Books About Art and Aging: San Francisco Chronicle

Lastingness was featured in a recent article for the San Francisco Chronicle titled “Books About Art and Aging.” The article, written by Jane Juska, starts:

“Life, as we find it, is too hard for us,” writes Freud in “Civilization and Its Discontents.” “Palliative measures” are required. One such measure is a receptivity to art. (Another is intoxication; the third is religion.) The authors of two books under discussion here – Nicholas Delbanco and Arnold Weinstein – along with the editors of the third, David Shields and Bradford Morrow, would agree. They find in art a consolation for the pain engendered by the awareness of our approaching death.

Of the three, Delbanco has done the impossible: He has made old age not only bearable but fascinating. “Lastingness: The Art of Old Age” is about “tribal elders in the world of art.” In a series of beautifully told stories, he illuminates the last stages of the long lives of Pablo Casals, Monet, John Updike, Verdi, Goya and more, artists who continued to paint, write, compose until the very end.

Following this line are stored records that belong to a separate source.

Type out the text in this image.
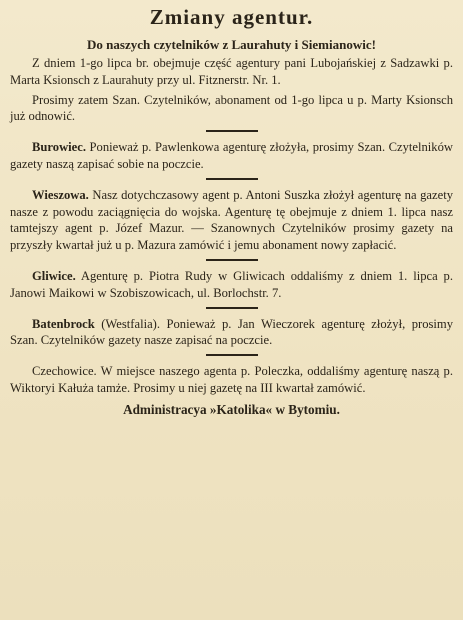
Zmiany agentur.
Do naszych czytelników z Laurahuty i Siemianowic!

Z dniem 1-go lipca br. obejmuje część agentury pani Lubojańskiej z Sadzawki p. Marta Ksionsch z Laurahuty przy ul. Fitznerstr. Nr. 1.

Prosimy zatem Szan. Czytelników, abonament od 1-go lipca u p. Marty Ksionsch już odnowić.

Burowiec. Ponieważ p. Pawlenkowa agenturę złożyła, prosimy Szan. Czytelników gazety naszą zapisać sobie na poczcie.

Wieszowa. Nasz dotychczasowy agent p. Antoni Suszka złożył agenturę na gazety nasze z powodu zaciągnięcia do wojska. Agenturę tę obejmuje z dniem 1. lipca nasz tamtejszy agent p. Józef Mazur. — Szanownych Czytelników prosimy gazety na przyszły kwartał już u p. Mazura zamówić i jemu abonament nowy zapłacić.

Gliwice. Agenturę p. Piotra Rudy w Gliwicach oddaliśmy z dniem 1. lipca p. Janowi Maikowi w Szobiszowicach, ul. Borlochstr. 7.

Batenbrock (Westfalia). Ponieważ p. Jan Wieczorek agenturę złożył, prosimy Szan. Czytelników gazety nasze zapisać na poczcie.

Czechowice. W miejsce naszego agenta p. Poleczka, oddaliśmy agenturę naszą p. Wiktoryi Kałuża tamże. Prosimy u niej gazetę na III kwartał zamówić.

Administracya »Katolika« w Bytomiu.
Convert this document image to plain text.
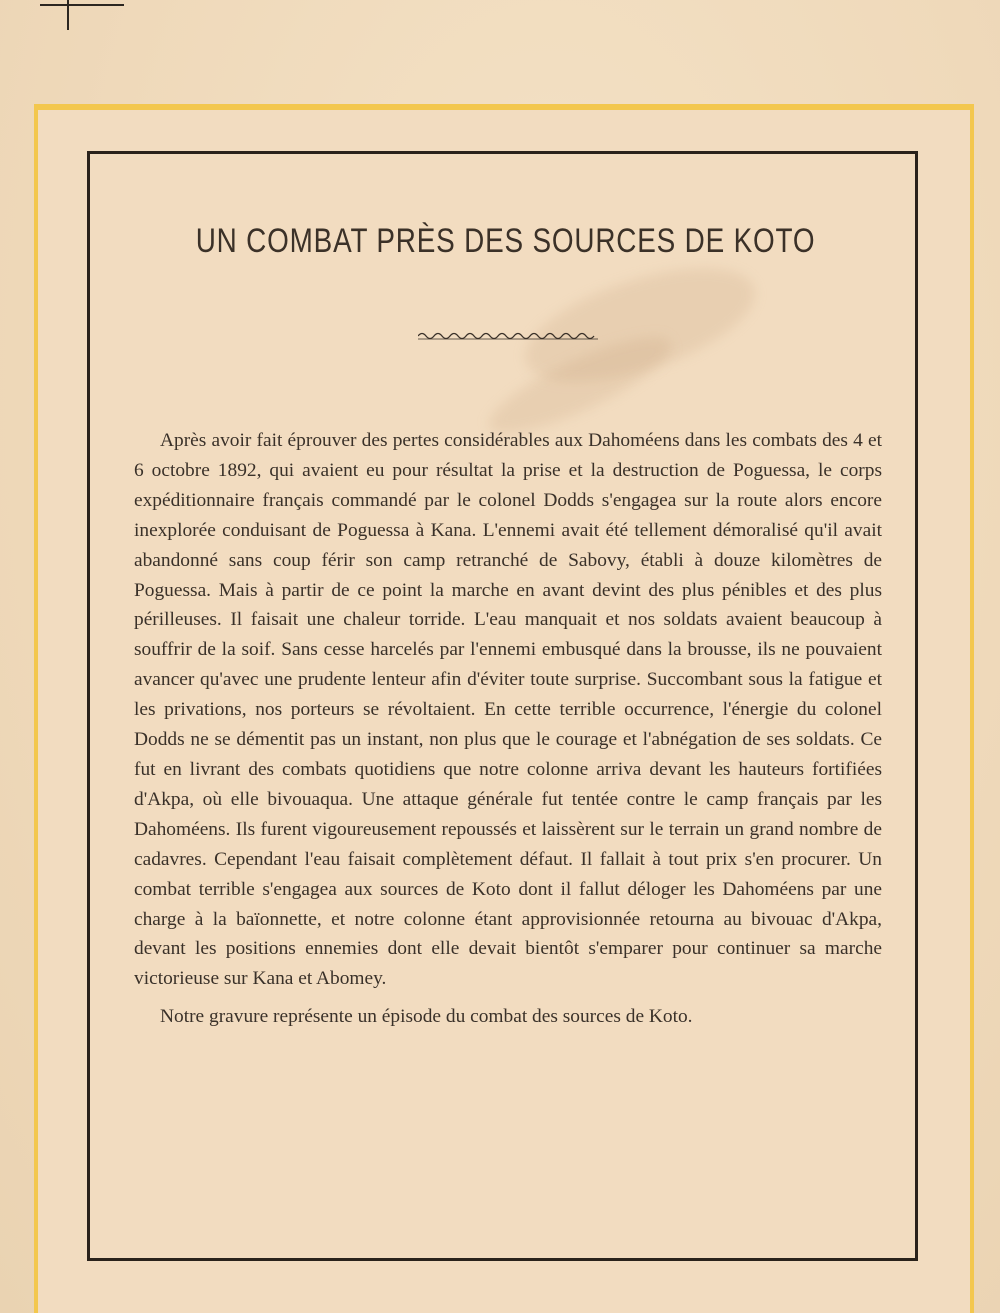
UN COMBAT PRÈS DES SOURCES DE KOTO

Après avoir fait éprouver des pertes considérables aux Dahoméens dans les combats des 4 et 6 octobre 1892, qui avaient eu pour résultat la prise et la destruction de Poguessa, le corps expéditionnaire français commandé par le colonel Dodds s'engagea sur la route alors encore inexplorée conduisant de Poguessa à Kana. L'ennemi avait été tellement démoralisé qu'il avait abandonné sans coup férir son camp retranché de Sabovy, établi à douze kilomètres de Poguessa. Mais à partir de ce point la marche en avant devint des plus pénibles et des plus périlleuses. Il faisait une chaleur torride. L'eau manquait et nos soldats avaient beaucoup à souffrir de la soif. Sans cesse harcelés par l'ennemi embusqué dans la brousse, ils ne pouvaient avancer qu'avec une prudente lenteur afin d'éviter toute surprise. Succombant sous la fatigue et les privations, nos porteurs se révoltaient. En cette terrible occurrence, l'énergie du colonel Dodds ne se démentit pas un instant, non plus que le courage et l'abnégation de ses soldats. Ce fut en livrant des combats quotidiens que notre colonne arriva devant les hauteurs fortifiées d'Akpa, où elle bivouaqua. Une attaque générale fut tentée contre le camp français par les Dahoméens. Ils furent vigoureusement repoussés et laissèrent sur le terrain un grand nombre de cadavres. Cependant l'eau faisait complètement défaut. Il fallait à tout prix s'en procurer. Un combat terrible s'engagea aux sources de Koto dont il fallut déloger les Dahoméens par une charge à la baïonnette, et notre colonne étant approvisionnée retourna au bivouac d'Akpa, devant les positions ennemies dont elle devait bientôt s'emparer pour continuer sa marche victorieuse sur Kana et Abomey.

Notre gravure représente un épisode du combat des sources de Koto.
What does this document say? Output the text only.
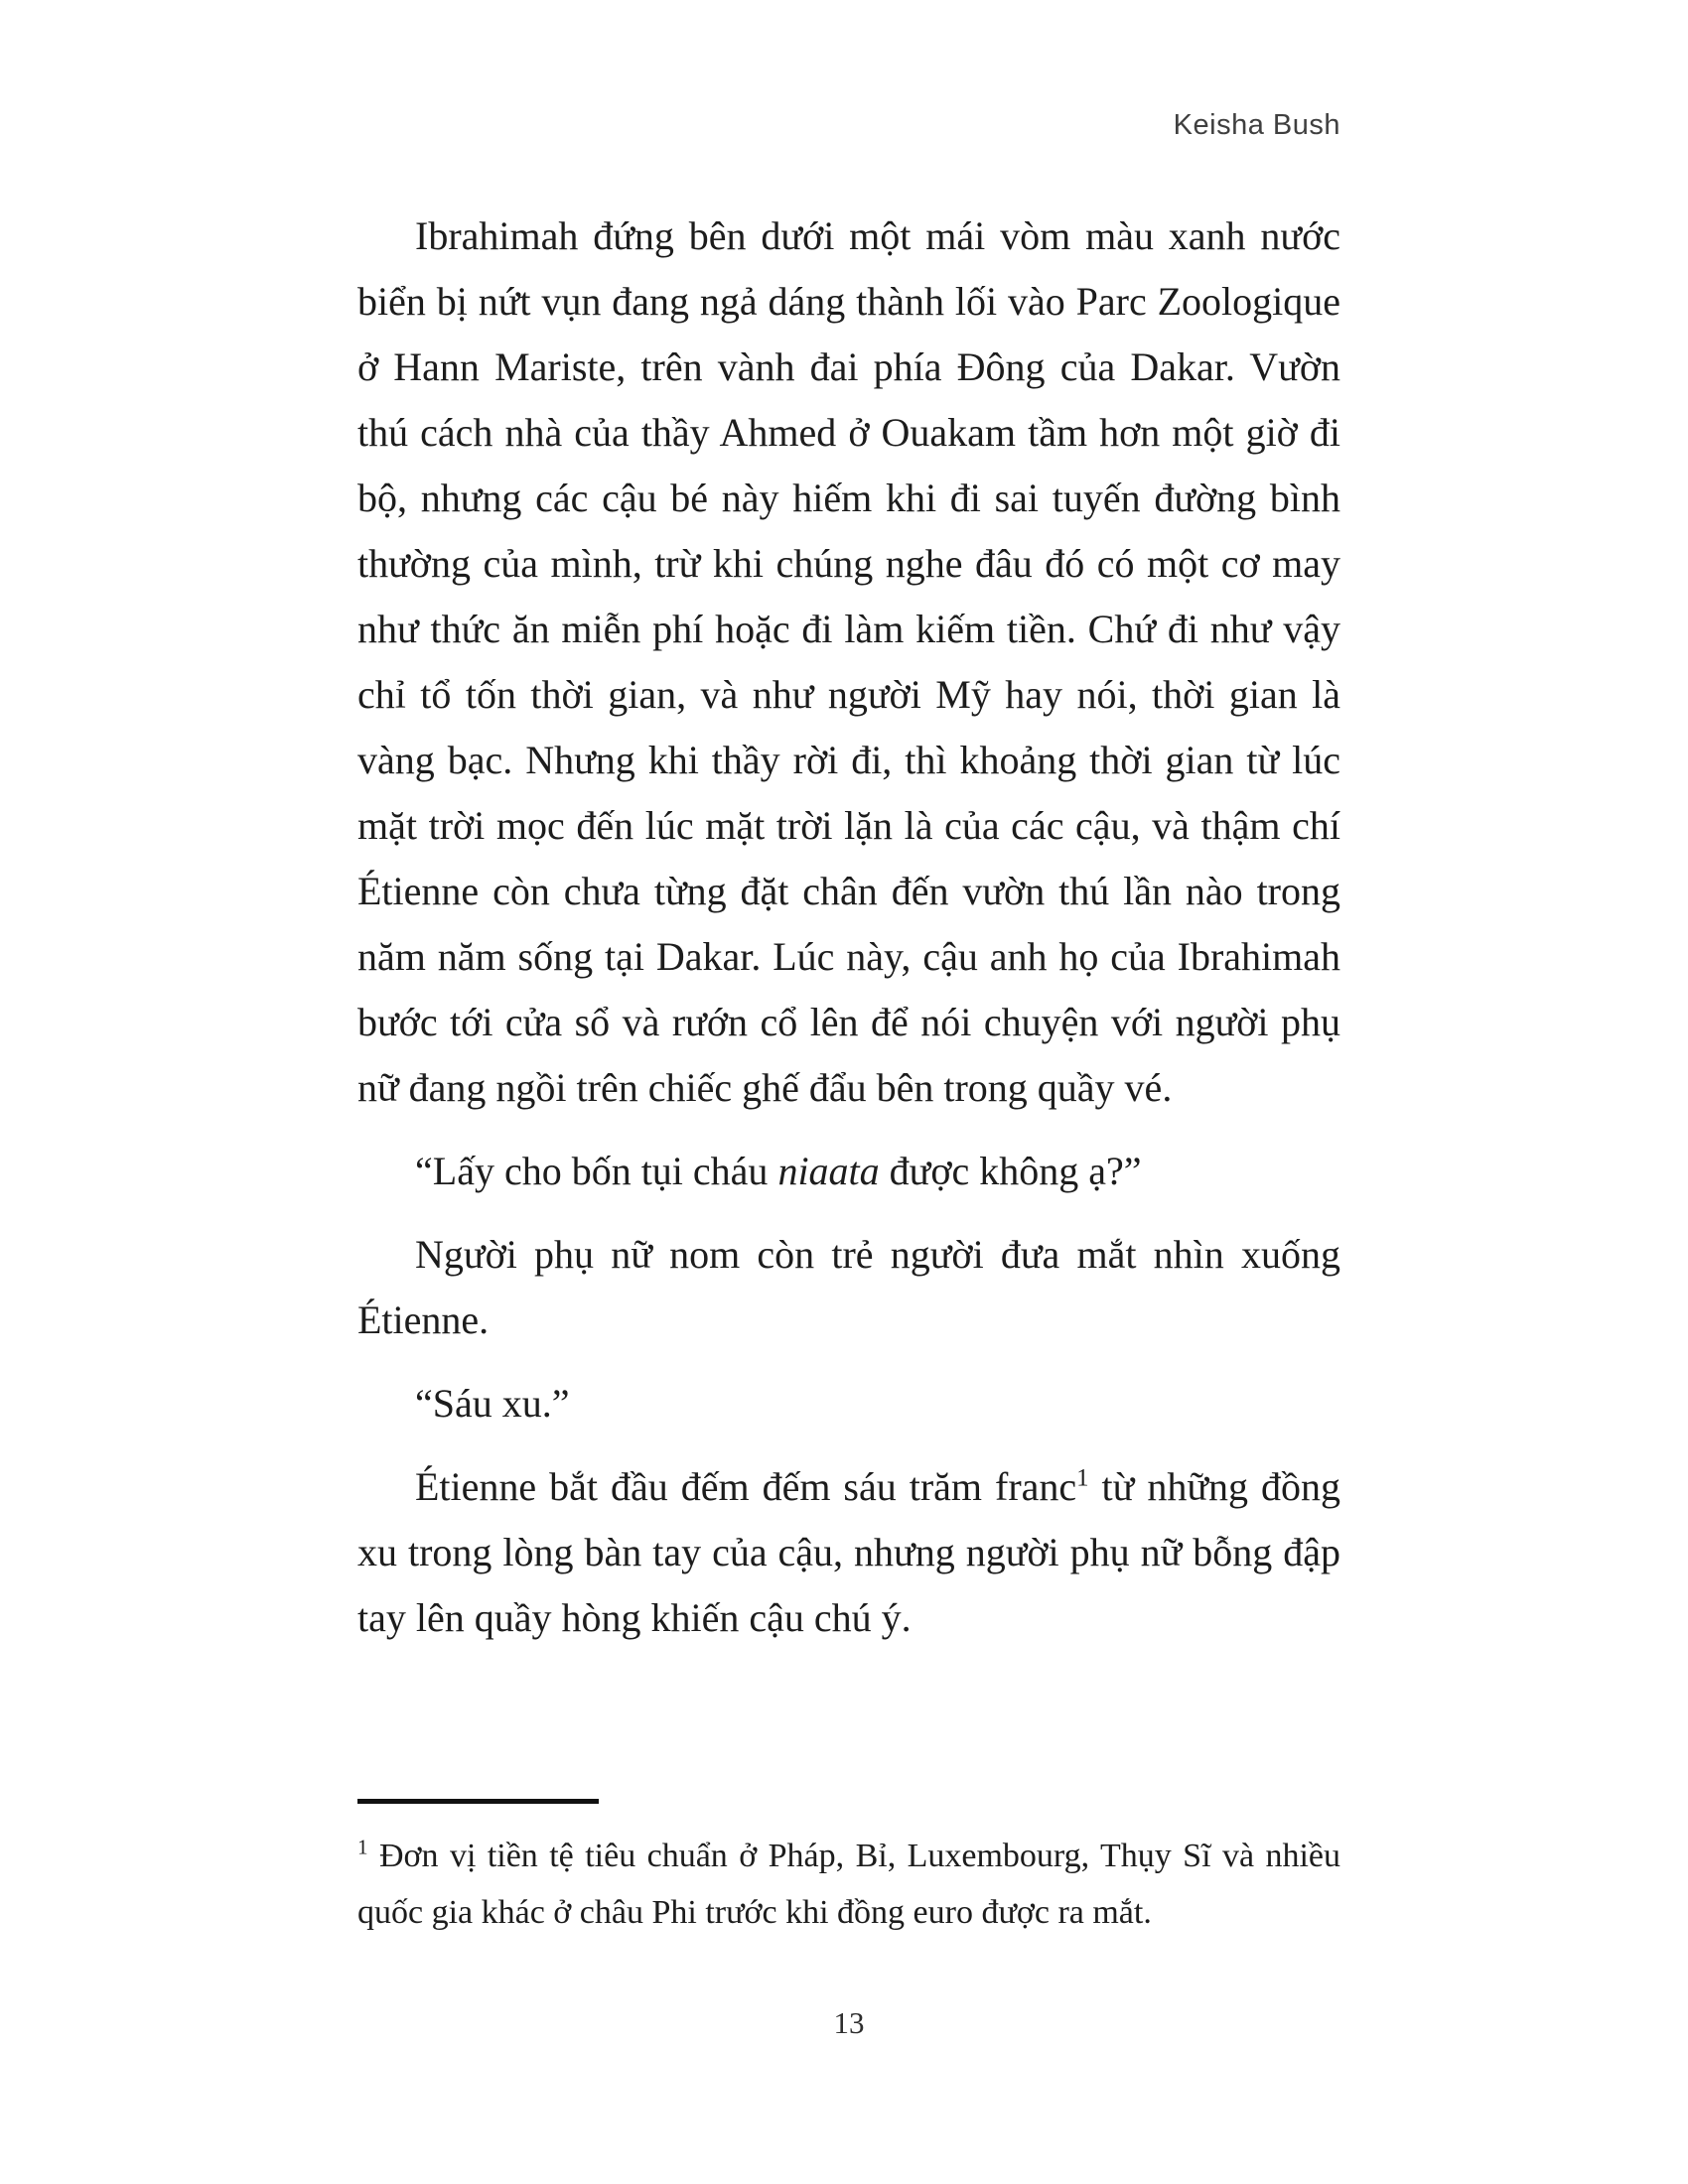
Keisha Bush

Ibrahimah đứng bên dưới một mái vòm màu xanh nước biển bị nứt vụn đang ngả dáng thành lối vào Parc Zoologique ở Hann Mariste, trên vành đai phía Đông của Dakar. Vườn thú cách nhà của thầy Ahmed ở Ouakam tầm hơn một giờ đi bộ, nhưng các cậu bé này hiếm khi đi sai tuyến đường bình thường của mình, trừ khi chúng nghe đâu đó có một cơ may như thức ăn miễn phí hoặc đi làm kiếm tiền. Chứ đi như vậy chỉ tổ tốn thời gian, và như người Mỹ hay nói, thời gian là vàng bạc. Nhưng khi thầy rời đi, thì khoảng thời gian từ lúc mặt trời mọc đến lúc mặt trời lặn là của các cậu, và thậm chí Étienne còn chưa từng đặt chân đến vườn thú lần nào trong năm năm sống tại Dakar. Lúc này, cậu anh họ của Ibrahimah bước tới cửa sổ và rướn cổ lên để nói chuyện với người phụ nữ đang ngồi trên chiếc ghế đẩu bên trong quầy vé.

“Lấy cho bốn tụi cháu niaata được không ạ?”

Người phụ nữ nom còn trẻ người đưa mắt nhìn xuống Étienne.

“Sáu xu.”

Étienne bắt đầu đếm đếm sáu trăm franc$^1$ từ những đồng xu trong lòng bàn tay của cậu, nhưng người phụ nữ bỗng đập tay lên quầy hòng khiến cậu chú ý.

$^1$ Đơn vị tiền tệ tiêu chuẩn ở Pháp, Bỉ, Luxembourg, Thụy Sĩ và nhiều quốc gia khác ở châu Phi trước khi đồng euro được ra mắt.
13
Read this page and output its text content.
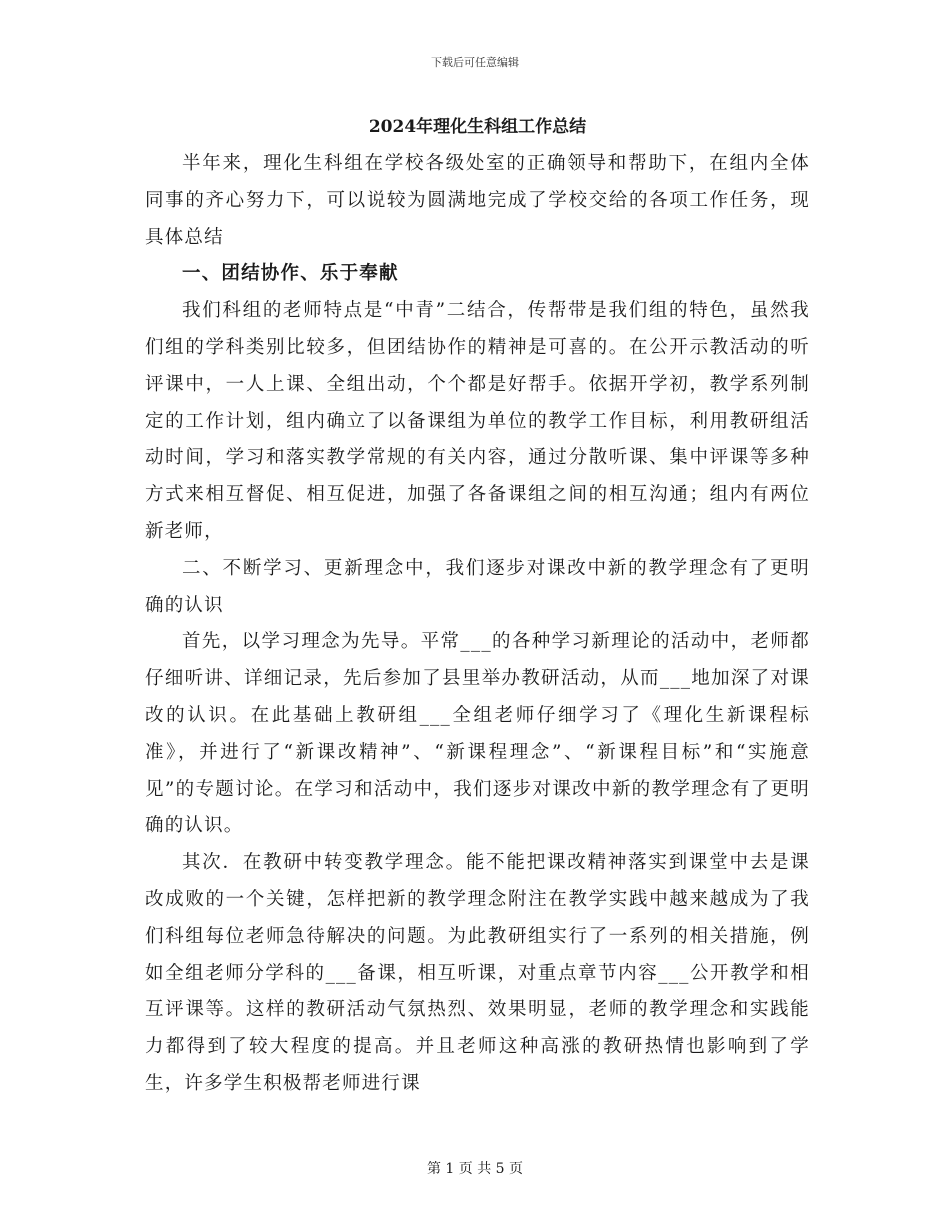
下载后可任意编辑
2024年理化生科组工作总结

半年来，理化生科组在学校各级处室的正确领导和帮助下，在组内全体同事的齐心努力下，可以说较为圆满地完成了学校交给的各项工作任务，现具体总结

一、团结协作、乐于奉献

我们科组的老师特点是“中青”二结合，传帮带是我们组的特色，虽然我们组的学科类别比较多，但团结协作的精神是可喜的。在公开示教活动的听评课中，一人上课、全组出动，个个都是好帮手。依据开学初，教学系列制定的工作计划，组内确立了以备课组为单位的教学工作目标，利用教研组活动时间，学习和落实教学常规的有关内容，通过分散听课、集中评课等多种方式来相互督促、相互促进，加强了各备课组之间的相互沟通；组内有两位新老师，

二、不断学习、更新理念中，我们逐步对课改中新的教学理念有了更明确的认识

首先，以学习理念为先导。平常___的各种学习新理论的活动中，老师都仔细听讲、详细记录，先后参加了县里举办教研活动，从而___地加深了对课改的认识。在此基础上教研组___全组老师仔细学习了《理化生新课程标准》，并进行了“新课改精神”、“新课程理念”、“新课程目标”和“实施意见”的专题讨论。在学习和活动中，我们逐步对课改中新的教学理念有了更明确的认识。

其次．在教研中转变教学理念。能不能把课改精神落实到课堂中去是课改成败的一个关键，怎样把新的教学理念附注在教学实践中越来越成为了我们科组每位老师急待解决的问题。为此教研组实行了一系列的相关措施，例如全组老师分学科的___备课，相互听课，对重点章节内容___公开教学和相互评课等。这样的教研活动气氛热烈、效果明显，老师的教学理念和实践能力都得到了较大程度的提高。并且老师这种高涨的教研热情也影响到了学生，许多学生积极帮老师进行课

第 1 页 共 5 页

Their art in old age was different from the art of their youth: Lizst turned away from performing and to composing, from matinee idol to religious ascetic; Monet, “rheumatic and more than half blind,” painted only his garden; Updike opines that “Aesthetic flourishes fade and wrinkle. … A blunt sincerity outlasts finely honed irony.” Delbanco sees a change in these artists as a diminution of ego, in its stead a worldview.